Another newspaper is sticking out of the narrow bin next to the door. It’s one of the tabloids but I notice that it, too, is sporting the wrong date. Even weirder, it’s exactly the same date as The Times Newspaper Guy was reading.
I snatch it up to check my weary eyes aren’t playing tricks on me.
No, I was right the first time: 14 May 2014.
Perhaps I judged the guy sitting opposite me too harshly.
Has this become a thing since I last commuted into London more than eight years ago?
If it has, I have no idea why. I look around the carriage in confusion, feeling that something is off.
I can’t quite put my finger on what – people are listening to their headphones or staring out the windows, just as they would do on any ordinary morning commute.
But then I catch sight of someone’s phone over their shoulder. The calendar app on the home screen is also showing a number fourteen as today’s date.
What is going on? Surely it should be fifteen? The fourteenth was yesterday.
Another message alert sounds on my phone and I realize I still haven’t replied to Priya and it sounds as if she’s getting a little desperate.
R U on ur way? Not sure how much longer I can make up excuses for ur empty chair!
What is she talking about? On my way where?
I’m about to reply, asking her what she means, when I get the instinct to check something first. I pause, scroll out of my messages and return to my home screen.
What the … ?
My calendar icon also says ‘Wed 14’.
And Wednesday? The anniversary party was on Thursday. Today is Friday.
Isn’t it?
I’m still puzzling what this all means when the doors beside me open.
It’s my stop. People inside the carriage start jostling, getting ready to squeeze through the bodies and get off.
More are waiting to cram themselves into the already stuffed and humid carriage.
I angle my shoulder, allowing myself to squeeze between two people, and step down onto the platform.
I weave in and out of the crowd until I’m standing at the barriers. After pulling my ticket from my pocket, I pause before feeding it into the machine and look around, catching the eye of the railway employee on duty. ‘What day is it today?’ I ask.
‘Wednesday,’ the woman says.
‘And the date?’
‘Did you bring an old ticket?’ she says, scowling. ‘Because you’ll need to buy a new one if you can’t prove you’ve paid your fare.’
I shake my head. ‘Just … ’ I clear my throat ‘ … need to check something.’
She looks at me as if I’m an idiot, but says, ‘May the fourteenth.’
My stomach drops to the soles of my feet. ‘And the year?’
She gives her colleague standing a short distance away a ‘we’ve got a right one here’ kind of look and then adds, ‘2014.’
It’s as if a warm and violent wind rushes not just past me but right through me as I register her words.
I’m shaking as the barrier eats my ticket and then spits it out again.
I’m carried through the ticket hall by the steady stream of people, all heading off somewhere with determination and purpose.
Eventually I stop walking and they just tut and flow around me.
The only thing I can do is stare at my phone. My phone but not my phone.
And the stories in the newspapers are all from years gone by.

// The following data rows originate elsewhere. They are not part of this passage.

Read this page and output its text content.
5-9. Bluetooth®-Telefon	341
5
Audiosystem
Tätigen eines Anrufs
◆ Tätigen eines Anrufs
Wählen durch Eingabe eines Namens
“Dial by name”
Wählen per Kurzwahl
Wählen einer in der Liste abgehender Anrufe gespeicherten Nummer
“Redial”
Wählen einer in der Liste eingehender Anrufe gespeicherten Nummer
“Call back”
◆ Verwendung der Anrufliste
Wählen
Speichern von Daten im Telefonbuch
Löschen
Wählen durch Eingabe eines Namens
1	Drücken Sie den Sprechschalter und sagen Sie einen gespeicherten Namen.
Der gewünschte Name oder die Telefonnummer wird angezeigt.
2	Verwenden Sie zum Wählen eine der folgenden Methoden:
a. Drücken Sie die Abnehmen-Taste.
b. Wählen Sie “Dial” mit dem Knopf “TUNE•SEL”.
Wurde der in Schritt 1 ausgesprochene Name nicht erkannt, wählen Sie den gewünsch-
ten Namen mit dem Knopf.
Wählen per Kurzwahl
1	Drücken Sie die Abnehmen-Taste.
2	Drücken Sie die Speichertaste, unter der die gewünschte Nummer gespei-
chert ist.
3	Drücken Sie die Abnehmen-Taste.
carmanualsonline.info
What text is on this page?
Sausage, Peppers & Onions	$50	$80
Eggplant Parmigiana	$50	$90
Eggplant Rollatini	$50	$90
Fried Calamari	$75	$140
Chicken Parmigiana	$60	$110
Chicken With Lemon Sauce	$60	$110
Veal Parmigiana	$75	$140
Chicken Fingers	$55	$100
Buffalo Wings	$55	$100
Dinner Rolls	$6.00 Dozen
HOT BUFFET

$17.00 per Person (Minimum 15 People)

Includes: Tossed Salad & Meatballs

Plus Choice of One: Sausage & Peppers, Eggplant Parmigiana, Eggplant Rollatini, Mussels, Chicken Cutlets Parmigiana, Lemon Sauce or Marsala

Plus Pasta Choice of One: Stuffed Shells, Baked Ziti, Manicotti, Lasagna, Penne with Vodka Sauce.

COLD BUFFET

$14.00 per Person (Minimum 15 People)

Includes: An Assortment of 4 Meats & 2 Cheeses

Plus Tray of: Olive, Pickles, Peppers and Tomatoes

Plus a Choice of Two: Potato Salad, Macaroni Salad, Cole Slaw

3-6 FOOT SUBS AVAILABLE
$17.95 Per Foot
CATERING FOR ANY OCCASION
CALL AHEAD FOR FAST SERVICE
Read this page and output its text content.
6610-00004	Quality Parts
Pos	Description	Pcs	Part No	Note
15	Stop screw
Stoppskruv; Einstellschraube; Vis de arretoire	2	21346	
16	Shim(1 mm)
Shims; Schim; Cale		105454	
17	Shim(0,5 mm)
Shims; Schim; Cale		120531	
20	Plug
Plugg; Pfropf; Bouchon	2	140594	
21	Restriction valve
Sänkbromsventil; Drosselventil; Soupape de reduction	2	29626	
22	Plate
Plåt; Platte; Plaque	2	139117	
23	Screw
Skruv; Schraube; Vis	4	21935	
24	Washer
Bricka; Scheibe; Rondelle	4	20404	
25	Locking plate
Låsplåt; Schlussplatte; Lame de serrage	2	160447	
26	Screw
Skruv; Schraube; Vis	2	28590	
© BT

And Priya is texting me from a job I left close to a decade ago.
I pull up the camera on my phone, flip it to selfie mode and take a really hard look at what I see.
The face staring back is me but, like my phone, it is also not me.
At least, not who I am now. I look very much like I did twelve years ago, which means I was wrong about my skin looking as if I was still twenty-five.
If this really is 2014, I’m actually twenty-three.